Music: Best of the Aughts – Part II
The beauty of this section of the list is that Pitchfork now provides some commentary for each song. As tempting as it to copy and paste all of it here, it’s a little verbose and esoteric for the common listener. Plus it’s probably illegal. So, onward ho!
- 140. Interpol – “NYC“: When we were younger, Interpol was always one of those bands that we knew we should listen to in order to really immerse ourselves in the up-and-coming music scene. But with Paul Banks’s machine-like vocals and their lingering dark tone, we couldn’t really get into it.
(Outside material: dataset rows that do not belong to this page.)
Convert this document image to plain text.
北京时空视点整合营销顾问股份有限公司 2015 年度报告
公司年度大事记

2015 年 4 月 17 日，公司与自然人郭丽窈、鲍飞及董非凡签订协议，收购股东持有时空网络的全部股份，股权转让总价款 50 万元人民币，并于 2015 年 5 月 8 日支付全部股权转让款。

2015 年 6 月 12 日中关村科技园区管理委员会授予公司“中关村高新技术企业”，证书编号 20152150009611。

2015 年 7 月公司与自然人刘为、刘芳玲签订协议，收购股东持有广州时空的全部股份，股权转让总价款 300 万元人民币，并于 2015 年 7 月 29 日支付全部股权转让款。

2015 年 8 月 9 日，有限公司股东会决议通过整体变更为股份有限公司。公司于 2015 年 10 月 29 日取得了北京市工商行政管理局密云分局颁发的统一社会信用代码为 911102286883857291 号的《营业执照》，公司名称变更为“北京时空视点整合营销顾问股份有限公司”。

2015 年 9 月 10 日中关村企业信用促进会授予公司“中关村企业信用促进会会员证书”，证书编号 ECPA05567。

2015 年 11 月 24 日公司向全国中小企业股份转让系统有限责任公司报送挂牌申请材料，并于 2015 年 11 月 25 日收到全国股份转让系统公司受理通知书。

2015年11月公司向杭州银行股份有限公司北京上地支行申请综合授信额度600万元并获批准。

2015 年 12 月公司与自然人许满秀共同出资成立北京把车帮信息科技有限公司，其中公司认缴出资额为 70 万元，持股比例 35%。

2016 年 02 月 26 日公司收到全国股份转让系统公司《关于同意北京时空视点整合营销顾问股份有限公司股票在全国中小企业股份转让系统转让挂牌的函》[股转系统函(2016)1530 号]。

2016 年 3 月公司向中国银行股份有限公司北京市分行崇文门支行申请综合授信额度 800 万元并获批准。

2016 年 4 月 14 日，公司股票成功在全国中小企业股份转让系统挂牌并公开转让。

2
But “New York Cares”, with its simple, monotonous chords and striking lyrics, is the absolute exception.
- 120. Phoenix – “If I Ever Feel Better“: After their release this year, Phoenix probably has so many songs on this list. We haven’t even kept count. But just in honor of their (surprisingly) long existence (since the 90′s), we’re choosing this one. Though we could easily have here “1901“, “Fences“, “Lisztomania“, and more – all from 2009.
- 115. Dirty Projectors – “Stillness Is the Move“: Wish this one was higher. You may find yourself wanting to like it, but a little turned off by the eccentricity of the sound, as we first did, but fight through it! It really is that good. And if that doesn’t work, maybe give “Cannibal Resource” and its Zeppelinesque hook a try.
- 103. Feist – “Mushaboom“: You know Feist, right? Of course you do. This is just as catchy, and even better than her iPod hit “1234“.
- 91. Justice – “D.A.N.C.E.”: Sure, it’s oversaturated airwaves and club speakers in its 2 years of existence, but there’s no denying its appeal. Though the song has been remixed at least a bajillion times, and the original was over 5 minutes long, this short and to the point cut is our favorite.
- 52. Kanye West – “Flashing Lights“: The man that made me like hip-hop again.
- 41. TV On the Radio – “Staring at the Sun“: TVOTR is a group of multi-talented men, both in the band (genres and influences include rock, electronica, loop sampling, jazz, and dub… depending on the song) and outside (vocalist Tunde Adebimpe had a prominent acting role in Rachel Getting Married and guitarist Dave Sitek is a renowned producer). “Staring at the Sun” was the first song we’d ever heard from them in 2004, and it’s still the best, despite two great albums since.
- 40. The Avalanches – “Since I Left You“: This one we first heard on a random teenage music shopping spree at the local Borders Bookstore. Reading the special feature bio, we saw “Australian”, “groundbreaking mixing”, and “sampling” – and when the only thing you understand is that it’s Australian, of course you immediately buy it. These guys were groundbreaking in the way they created whole songs, hell the whole friggin album, through sampling loops. One can only fantasize about the size of the record collection they pull from.
- 39. Modest Mouse – “Float On“: So maybe Modest Mouse lost a lot of true fans with the commerical success of “Float On”, but who cares? No one actually enjoyed the shrieks and wails of their other music, did they?
- 29. Hot Chip – “Boy From School“: Hot Chip is beloved in the media; they’re always critically praised. We think it’s a little overboard. These geeky electronic technicians tone down the vocals here and instead let their true skills show.
- 22. LCD Soundsystem – “Someone Great“: 3 songs in the top 25. Wow. It’s hard to fathom how any LCD song could be ranked higher than “Someone Great”, but two are, in fact. Well, we’re boycotting those two, and any linking to this one only.
- 9. Radiohead – “Idioteque“: Taken aback as anyone upon the transition from Radiohead’s “OK Computer” to “Kid A” and “Amnesiac”, we found “Idioteque” a respite from what at first seemed like an album of noise. Everything just came together, driven by a fast tempo electronica-fueled beat. Watch the video and recall how weird these guys were are.
- 1. Outkast – “B.O.B.“: Well, argue all you want about the number one spot, but there’s no debating that Outkast was groundbreaking with “Stankonia”. And it shows here, with “Ms. Jackson” and “Hey Ya” all high on the list. We liked them all, but perhaps only because of the saturation (aka overplay) factor do we find “B.O.B.” so much more enjoyable these days.
Well, that wraps it up. Overall, a very enjoyable and educational list by Pitchfork. But we still find ourselves thinking, “really? Outkast’s B.O.B. is NUMBER ONE for the DECADE?” Leave it to Pitchfork to be different for the sake of being different.